6 Polish the Chart for Publication/Presentation

Challenge 1: Add a custom color palette.

Pasted image 20250609150707.png

mpg1 <- mpg %>%
  group_by(class) %>%
  summarise(avg_hwy = mean(hwy, na.rm = TRUE))
 
library(viridis)
ggplot(mpg1, aes(x = reorder(class, avg_hwy), y = avg_hwy, fill = class)) +
  geom_col() +
  scale_fill_viridis_d() +
  theme(axis.text.x = element_text(angle = 45,hjust=1))

Use theme(axis.text.x = element_text(angle = X)) in ggplot2 to control the rotation of x-axis labels.
Adjust hjust and vjust as needed for best alignment.
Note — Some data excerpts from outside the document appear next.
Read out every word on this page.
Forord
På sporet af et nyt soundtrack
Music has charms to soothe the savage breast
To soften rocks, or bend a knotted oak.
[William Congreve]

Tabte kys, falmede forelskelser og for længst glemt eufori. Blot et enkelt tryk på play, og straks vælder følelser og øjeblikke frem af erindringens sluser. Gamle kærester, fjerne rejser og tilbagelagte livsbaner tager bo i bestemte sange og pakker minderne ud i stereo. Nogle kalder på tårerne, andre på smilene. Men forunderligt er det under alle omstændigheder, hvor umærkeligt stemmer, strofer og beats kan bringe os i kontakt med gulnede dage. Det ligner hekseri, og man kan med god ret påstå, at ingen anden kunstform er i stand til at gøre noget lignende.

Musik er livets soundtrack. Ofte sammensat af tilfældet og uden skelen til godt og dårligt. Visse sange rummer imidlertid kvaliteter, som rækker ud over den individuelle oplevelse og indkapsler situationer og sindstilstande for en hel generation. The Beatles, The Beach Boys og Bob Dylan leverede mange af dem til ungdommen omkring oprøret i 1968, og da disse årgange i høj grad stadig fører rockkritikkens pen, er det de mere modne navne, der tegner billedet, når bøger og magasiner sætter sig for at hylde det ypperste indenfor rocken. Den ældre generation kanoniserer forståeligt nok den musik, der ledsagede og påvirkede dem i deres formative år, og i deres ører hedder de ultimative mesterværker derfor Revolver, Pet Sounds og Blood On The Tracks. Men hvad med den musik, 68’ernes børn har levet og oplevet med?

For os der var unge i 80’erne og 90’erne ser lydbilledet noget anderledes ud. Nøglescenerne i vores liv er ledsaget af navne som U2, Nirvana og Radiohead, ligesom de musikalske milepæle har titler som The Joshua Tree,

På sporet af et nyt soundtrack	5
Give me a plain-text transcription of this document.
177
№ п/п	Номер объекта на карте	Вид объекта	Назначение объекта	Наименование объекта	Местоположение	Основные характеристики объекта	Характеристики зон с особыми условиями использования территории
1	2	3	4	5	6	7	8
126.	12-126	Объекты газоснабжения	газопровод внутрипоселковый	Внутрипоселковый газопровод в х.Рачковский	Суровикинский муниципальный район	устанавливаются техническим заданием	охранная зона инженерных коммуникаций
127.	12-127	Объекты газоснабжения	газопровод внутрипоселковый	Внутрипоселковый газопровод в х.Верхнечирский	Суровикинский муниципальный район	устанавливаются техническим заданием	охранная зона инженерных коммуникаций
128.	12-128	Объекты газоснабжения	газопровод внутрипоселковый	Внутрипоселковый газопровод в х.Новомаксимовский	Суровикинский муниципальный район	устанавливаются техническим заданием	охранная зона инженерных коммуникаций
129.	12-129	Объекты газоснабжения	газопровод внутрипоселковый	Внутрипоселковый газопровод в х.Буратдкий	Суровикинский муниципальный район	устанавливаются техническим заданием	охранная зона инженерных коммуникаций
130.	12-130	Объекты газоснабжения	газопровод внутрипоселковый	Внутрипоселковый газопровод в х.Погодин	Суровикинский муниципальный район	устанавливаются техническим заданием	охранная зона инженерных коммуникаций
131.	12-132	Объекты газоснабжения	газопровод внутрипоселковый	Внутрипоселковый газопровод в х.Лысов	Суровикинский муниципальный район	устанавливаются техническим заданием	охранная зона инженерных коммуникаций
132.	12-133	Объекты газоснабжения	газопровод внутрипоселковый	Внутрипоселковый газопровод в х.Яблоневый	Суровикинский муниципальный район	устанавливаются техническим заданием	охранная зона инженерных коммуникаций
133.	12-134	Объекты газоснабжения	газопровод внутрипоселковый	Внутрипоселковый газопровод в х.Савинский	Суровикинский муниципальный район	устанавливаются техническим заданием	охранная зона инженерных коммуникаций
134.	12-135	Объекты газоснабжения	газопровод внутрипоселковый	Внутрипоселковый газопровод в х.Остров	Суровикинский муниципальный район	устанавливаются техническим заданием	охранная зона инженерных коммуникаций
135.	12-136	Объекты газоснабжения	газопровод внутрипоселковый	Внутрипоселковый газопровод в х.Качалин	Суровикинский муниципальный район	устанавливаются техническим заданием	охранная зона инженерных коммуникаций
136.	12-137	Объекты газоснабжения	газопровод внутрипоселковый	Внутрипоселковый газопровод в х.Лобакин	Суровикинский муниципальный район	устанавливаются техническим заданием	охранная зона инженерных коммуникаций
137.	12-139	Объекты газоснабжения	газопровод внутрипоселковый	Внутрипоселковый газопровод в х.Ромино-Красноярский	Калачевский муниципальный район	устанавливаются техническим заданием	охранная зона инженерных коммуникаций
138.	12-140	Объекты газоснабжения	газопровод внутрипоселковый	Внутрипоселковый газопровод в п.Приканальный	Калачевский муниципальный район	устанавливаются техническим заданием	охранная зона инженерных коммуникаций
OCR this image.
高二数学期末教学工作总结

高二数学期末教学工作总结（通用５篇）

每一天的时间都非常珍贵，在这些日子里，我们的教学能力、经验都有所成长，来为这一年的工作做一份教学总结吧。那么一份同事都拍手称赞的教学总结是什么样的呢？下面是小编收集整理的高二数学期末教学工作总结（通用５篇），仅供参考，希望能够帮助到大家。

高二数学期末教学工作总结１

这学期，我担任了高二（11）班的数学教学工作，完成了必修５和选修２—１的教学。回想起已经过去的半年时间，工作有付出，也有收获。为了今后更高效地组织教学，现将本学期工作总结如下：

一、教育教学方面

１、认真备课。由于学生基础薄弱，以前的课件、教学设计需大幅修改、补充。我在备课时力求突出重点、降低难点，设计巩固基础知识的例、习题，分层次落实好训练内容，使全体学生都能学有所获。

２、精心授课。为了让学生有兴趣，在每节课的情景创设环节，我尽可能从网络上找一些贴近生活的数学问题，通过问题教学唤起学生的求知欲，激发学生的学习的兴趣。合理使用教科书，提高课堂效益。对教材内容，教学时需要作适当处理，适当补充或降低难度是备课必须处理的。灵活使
Challenge 2: Make the labels prettier (e.g., use scales::comma for big numbers).

Step 1: Introducing the scales package

  • The scales package is part of the tidyverse and specializes in making numbers pretty for plots.

  • It gives you handy functions like:

    • comma() (adds thousand separators: 10,000)

    • dollar() (adds 10,000)

    • percent() (turns 0.32 into 32%)

Step 2: How does ggplot2 use these formatting functions?

  • ggplot2’s axis functions (scale_x_continuous, scale_y_continuous) can take a labels = argument.

  • You pass in a formatting function—like comma—and ggplot2 will automatically use it for the axis tick labels.

Example logic (not code):

  • “For my y-axis, I want the numbers to look like 12,000 not 12000.”

  • So, in my y-axis scale, I’ll set labels = comma.

Example 1: Formatting “Population” or “Sales”

Suppose you have a table of total sales (in dollars) by region: Pasted image 20250609151806.png

library(dplyr)
library(ggplot2)
library(scales)
 
sales <- tibble::tribble(
  ~region,    ~sales,
  "East",     54000,
  "West",     185000,
  "North",    62000,
  "South",    920000
)
 
ggplot(sales, aes(x = region, y = sales, fill = region)) +
  geom_col() +
  geom_text(aes(label = comma(sales)), vjust = -0.2) +   # Adds comma to label above bar
  scale_y_continuous(labels = comma) +                   # Adds comma to y-axis numbers
  theme_minimal()

What you’ll see:

  • Y-axis: 920,000 instead of 920000

  • Value labels above bars: 54,000, 185,000, etc.

Example 2: Using dollar() for Currency

If those sales numbers are in dollars, you can use: Pasted image 20250609151830.png

ggplot(sales, aes(x = region, y = sales, fill = region)) +
  geom_col() +
  geom_text(aes(label = dollar(sales)), vjust = -0.2) +  # $920,000
  scale_y_continuous(labels = dollar) +                  # $ on axis
  theme_minimal()

Example 3: Using percent() for Rates

Suppose you have conversion rates: Pasted image 20250609152036.png

conversion <- tibble::tribble(
  ~channel,  ~rate,
  "Email",   0.075,
  "Social",  0.021,
  "Search",  0.153
)
 
ggplot(conversion, aes(x = channel, y = rate, fill = channel)) +
  geom_col() +
  geom_text(aes(label = percent(rate)), vjust = -0.2) +
  scale_y_continuous(labels = percent) +
  theme_minimal()

Effect:

  • Shows labels and axis as 7.5%, 2.1%, 15.3%
Challenge 3: Add a chart caption

Find the most fuel-efficient class: Pasted image 20250609153726.png

# 1. Summarize the data
mpg_summary <- mpg %>%
  group_by(class) %>%
  summarise(avg_hwy = mean(hwy, na.rm = TRUE))
 
# 2. Find the most fuel-efficient class
top_class <- mpg_summary %>%
  slice_max(avg_hwy) %>%
  pull(class)
 
# 3. Create the subtitle string
subtitle_var <- paste0(top_class, " are the most fuel-efficient class")
 
# 4. Create the plot
ggplot(mpg_summary, aes(x = reorder(class, avg_hwy), y = avg_hwy, fill = class)) +
  geom_col() +
  scale_fill_viridis_d() +
  labs(
    title    = "Average Highway MPG by Car Class",
    subtitle = subtitle_var,
    x        = "Car Class",
    y        = "Average Highway MPG",
    caption  = "Data from the ggplot2 mpg dataset"
  ) +
  theme(axis.text.x = element_text(angle = 45, hjust = 1))